Vítima relata que suspeito afirmou ter “direito de filmar” e fez novas ameaças; caso será investigado pela Polícia Civil do município de Leme (SP) onde o fato foi registrado
Um caso registrado na delegacia de polícia de Leme na última terça-feira (27/01/2026) levanta questões sobre limites tecnológicos à privacidade.

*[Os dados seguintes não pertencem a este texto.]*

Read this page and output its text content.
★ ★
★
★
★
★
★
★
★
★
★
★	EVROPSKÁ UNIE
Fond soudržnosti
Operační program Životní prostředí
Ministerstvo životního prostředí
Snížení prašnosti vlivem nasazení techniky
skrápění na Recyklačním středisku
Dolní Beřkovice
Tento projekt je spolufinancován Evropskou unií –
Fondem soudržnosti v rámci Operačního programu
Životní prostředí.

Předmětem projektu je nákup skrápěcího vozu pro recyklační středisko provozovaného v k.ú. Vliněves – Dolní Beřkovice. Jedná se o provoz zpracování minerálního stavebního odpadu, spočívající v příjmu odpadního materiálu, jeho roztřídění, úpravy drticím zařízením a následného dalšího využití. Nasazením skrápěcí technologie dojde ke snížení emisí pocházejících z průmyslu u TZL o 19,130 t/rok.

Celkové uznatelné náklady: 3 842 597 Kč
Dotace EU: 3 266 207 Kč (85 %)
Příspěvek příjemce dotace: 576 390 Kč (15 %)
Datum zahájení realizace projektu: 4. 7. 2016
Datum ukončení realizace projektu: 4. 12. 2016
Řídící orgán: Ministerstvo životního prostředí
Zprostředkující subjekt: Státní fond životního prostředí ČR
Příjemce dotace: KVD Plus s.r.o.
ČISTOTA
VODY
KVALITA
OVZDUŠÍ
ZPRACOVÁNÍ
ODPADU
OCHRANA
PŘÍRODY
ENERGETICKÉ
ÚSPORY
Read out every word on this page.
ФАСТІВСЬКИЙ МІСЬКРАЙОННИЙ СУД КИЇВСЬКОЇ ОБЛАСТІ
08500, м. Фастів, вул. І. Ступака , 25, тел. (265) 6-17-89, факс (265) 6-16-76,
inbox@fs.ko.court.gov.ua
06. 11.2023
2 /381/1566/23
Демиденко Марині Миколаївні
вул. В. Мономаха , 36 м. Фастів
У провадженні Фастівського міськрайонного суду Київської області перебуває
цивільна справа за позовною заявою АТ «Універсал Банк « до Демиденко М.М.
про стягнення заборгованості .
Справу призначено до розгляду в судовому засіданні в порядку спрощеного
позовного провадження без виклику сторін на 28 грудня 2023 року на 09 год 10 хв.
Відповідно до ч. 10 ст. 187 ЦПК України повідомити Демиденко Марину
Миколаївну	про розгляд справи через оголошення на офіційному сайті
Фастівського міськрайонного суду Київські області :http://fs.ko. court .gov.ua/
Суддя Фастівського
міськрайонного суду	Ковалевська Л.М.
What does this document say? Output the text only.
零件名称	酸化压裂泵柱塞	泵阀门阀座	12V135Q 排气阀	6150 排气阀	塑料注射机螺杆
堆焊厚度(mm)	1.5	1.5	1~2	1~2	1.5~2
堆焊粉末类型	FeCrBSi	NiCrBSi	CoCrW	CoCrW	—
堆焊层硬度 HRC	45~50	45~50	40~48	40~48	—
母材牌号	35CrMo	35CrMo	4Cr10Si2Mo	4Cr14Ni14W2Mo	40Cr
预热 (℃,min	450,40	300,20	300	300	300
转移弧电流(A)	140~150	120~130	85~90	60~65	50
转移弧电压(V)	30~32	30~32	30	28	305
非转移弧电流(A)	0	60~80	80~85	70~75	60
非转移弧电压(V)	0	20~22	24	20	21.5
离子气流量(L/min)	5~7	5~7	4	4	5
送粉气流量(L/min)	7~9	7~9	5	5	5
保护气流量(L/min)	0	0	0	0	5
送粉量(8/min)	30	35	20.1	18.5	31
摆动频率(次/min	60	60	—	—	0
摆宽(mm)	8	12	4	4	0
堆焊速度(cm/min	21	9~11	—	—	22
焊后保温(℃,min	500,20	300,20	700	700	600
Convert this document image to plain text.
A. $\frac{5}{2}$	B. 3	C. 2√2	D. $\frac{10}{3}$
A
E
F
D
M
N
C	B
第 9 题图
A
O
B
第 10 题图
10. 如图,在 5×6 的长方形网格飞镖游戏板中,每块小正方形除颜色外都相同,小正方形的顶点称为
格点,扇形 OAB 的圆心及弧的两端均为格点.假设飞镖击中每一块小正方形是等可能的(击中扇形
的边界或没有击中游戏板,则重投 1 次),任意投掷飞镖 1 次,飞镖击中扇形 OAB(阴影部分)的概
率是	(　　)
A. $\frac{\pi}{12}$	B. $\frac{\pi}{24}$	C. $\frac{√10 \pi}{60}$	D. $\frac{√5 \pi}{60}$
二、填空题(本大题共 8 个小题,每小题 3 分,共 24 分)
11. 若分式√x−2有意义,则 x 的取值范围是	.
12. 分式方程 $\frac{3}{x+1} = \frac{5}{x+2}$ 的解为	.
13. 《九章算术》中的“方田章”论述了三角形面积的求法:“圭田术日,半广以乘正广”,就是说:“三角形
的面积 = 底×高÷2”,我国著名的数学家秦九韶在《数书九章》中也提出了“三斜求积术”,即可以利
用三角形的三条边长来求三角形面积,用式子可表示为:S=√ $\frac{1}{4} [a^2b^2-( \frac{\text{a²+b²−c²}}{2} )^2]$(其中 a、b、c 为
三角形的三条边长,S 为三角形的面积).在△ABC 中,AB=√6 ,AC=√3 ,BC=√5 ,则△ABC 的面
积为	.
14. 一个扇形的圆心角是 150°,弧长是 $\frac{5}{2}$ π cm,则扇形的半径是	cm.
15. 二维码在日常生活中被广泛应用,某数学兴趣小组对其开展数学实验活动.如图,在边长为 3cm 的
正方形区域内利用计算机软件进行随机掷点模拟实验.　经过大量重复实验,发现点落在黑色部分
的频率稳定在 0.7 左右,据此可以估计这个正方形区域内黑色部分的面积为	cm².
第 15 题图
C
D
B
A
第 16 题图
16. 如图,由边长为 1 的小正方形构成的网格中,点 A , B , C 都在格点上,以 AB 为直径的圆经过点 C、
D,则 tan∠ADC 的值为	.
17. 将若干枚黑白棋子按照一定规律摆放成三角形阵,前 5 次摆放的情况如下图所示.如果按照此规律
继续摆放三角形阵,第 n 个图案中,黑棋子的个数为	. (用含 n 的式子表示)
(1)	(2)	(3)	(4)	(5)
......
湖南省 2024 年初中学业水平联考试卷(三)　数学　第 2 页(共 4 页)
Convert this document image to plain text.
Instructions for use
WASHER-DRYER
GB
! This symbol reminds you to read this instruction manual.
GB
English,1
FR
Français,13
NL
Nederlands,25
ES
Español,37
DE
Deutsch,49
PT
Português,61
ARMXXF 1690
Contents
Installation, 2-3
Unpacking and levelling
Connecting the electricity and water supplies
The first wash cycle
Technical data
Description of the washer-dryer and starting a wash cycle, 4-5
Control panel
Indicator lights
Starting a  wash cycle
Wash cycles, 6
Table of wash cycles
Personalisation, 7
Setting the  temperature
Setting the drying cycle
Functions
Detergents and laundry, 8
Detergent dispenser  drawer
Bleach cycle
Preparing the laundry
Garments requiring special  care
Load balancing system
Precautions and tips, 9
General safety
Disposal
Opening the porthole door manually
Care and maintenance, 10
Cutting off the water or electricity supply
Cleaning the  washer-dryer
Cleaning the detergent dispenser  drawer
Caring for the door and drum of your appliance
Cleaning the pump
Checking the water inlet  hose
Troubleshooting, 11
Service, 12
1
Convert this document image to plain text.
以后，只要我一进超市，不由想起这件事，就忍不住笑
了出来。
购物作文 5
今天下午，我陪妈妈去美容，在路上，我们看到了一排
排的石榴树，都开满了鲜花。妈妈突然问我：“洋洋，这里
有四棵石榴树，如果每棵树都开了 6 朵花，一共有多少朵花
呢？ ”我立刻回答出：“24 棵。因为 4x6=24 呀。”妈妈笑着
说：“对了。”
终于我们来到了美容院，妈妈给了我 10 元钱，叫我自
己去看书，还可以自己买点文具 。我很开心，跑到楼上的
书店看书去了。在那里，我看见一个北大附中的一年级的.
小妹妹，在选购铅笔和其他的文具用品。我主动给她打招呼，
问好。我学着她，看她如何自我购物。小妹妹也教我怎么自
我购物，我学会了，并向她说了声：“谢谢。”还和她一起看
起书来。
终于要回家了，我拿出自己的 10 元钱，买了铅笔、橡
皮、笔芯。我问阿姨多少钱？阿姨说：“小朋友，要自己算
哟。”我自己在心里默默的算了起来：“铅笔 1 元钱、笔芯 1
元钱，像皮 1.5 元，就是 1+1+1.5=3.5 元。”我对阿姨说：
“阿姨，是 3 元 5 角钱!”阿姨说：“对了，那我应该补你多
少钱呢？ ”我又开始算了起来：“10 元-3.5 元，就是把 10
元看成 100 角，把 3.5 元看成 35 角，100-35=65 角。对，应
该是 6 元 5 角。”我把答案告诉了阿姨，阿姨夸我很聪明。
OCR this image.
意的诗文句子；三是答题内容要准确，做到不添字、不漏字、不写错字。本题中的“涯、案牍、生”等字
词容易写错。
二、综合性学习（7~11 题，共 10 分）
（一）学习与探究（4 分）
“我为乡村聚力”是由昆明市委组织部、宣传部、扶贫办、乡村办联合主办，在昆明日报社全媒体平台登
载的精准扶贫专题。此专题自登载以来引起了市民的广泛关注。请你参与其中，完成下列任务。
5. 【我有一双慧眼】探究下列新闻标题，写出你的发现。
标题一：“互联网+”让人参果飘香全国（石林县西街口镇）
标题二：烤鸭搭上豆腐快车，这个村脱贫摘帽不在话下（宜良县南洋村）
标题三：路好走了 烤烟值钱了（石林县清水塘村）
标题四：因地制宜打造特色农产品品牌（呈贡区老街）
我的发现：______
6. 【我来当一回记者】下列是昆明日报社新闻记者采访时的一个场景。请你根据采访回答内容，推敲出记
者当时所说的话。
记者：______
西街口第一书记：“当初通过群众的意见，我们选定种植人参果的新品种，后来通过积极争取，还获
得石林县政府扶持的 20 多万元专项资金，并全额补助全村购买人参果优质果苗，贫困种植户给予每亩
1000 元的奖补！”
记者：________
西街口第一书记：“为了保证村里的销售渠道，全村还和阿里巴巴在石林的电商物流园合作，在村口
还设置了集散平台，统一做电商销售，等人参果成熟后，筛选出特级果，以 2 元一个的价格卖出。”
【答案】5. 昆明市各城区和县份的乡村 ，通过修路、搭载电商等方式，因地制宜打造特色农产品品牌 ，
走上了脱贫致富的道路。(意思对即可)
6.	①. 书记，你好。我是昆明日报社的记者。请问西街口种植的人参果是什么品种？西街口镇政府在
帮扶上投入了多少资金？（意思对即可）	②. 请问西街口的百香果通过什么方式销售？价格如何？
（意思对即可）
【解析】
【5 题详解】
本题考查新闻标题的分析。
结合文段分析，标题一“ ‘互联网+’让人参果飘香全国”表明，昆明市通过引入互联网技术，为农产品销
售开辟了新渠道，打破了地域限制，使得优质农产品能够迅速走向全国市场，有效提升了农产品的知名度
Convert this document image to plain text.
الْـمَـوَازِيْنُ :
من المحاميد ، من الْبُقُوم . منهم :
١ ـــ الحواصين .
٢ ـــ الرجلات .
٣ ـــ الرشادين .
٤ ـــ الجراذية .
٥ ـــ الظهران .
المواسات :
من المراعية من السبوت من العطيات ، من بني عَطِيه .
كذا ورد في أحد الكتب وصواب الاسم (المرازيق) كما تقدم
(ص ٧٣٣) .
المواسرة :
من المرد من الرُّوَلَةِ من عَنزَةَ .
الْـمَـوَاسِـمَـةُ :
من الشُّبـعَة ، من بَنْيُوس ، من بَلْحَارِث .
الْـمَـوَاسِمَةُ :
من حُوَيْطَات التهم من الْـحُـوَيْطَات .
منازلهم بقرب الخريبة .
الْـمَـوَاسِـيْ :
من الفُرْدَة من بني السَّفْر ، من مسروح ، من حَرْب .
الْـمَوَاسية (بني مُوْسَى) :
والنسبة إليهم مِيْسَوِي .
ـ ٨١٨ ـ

De acordo com o boletim de ocorrência, uma vítima, cuja identidade foi preservada, relatou violação de domicílio e perturbação da privacidade após um drone sobrevoar sua residência e quintal, supostamente para observar e filmar as dependências do imóvel.
Segundo o relato, o equipamento era operado por um homem que a vítima conhece: ele é partícipe do mesmo inventário referente aos bens da falecida esposa da vítima. Ao ser abordado nas proximidades da casa, o suspeito justificou a ação dizendo: “Eu filmo o que eu quero, a hora que eu quiser, eu tenho o direito.” E, ao ser alertado sobre a ilegalidade do ato, respondeu com ameaças: “Posso fazer pior.”
A situação escalou quando a vítima informou que iria registrar a ocorrência. O autor reagiu com ofensas e novas ameaças.
Após os acontecimentos, a vítima procurou orientação de sua advogada, que recomendou o registro formal na polícia para resguardar seus direitos. O caso agora será apurado pelas autoridades competentes, que devem investigar os crimes de violação de domicílio, ameaça e possivelmente outros enquadramentos relacionados ao uso não autorizado de imagens.
A situação ilustra um cenário crescente em que drones, acessíveis e de fácil operação, podem ser utilizados para invadir a privacidade alheia. Especialistas lembram que, embora a regulamentação do uso de drones no Brasil permita operações recreativas e profissionais, é proibido sobrevoar propriedades privadas sem autorização, capturar imagens de pessoas sem consentimento ou utilizar o equipamento para importunar ou ameaçar.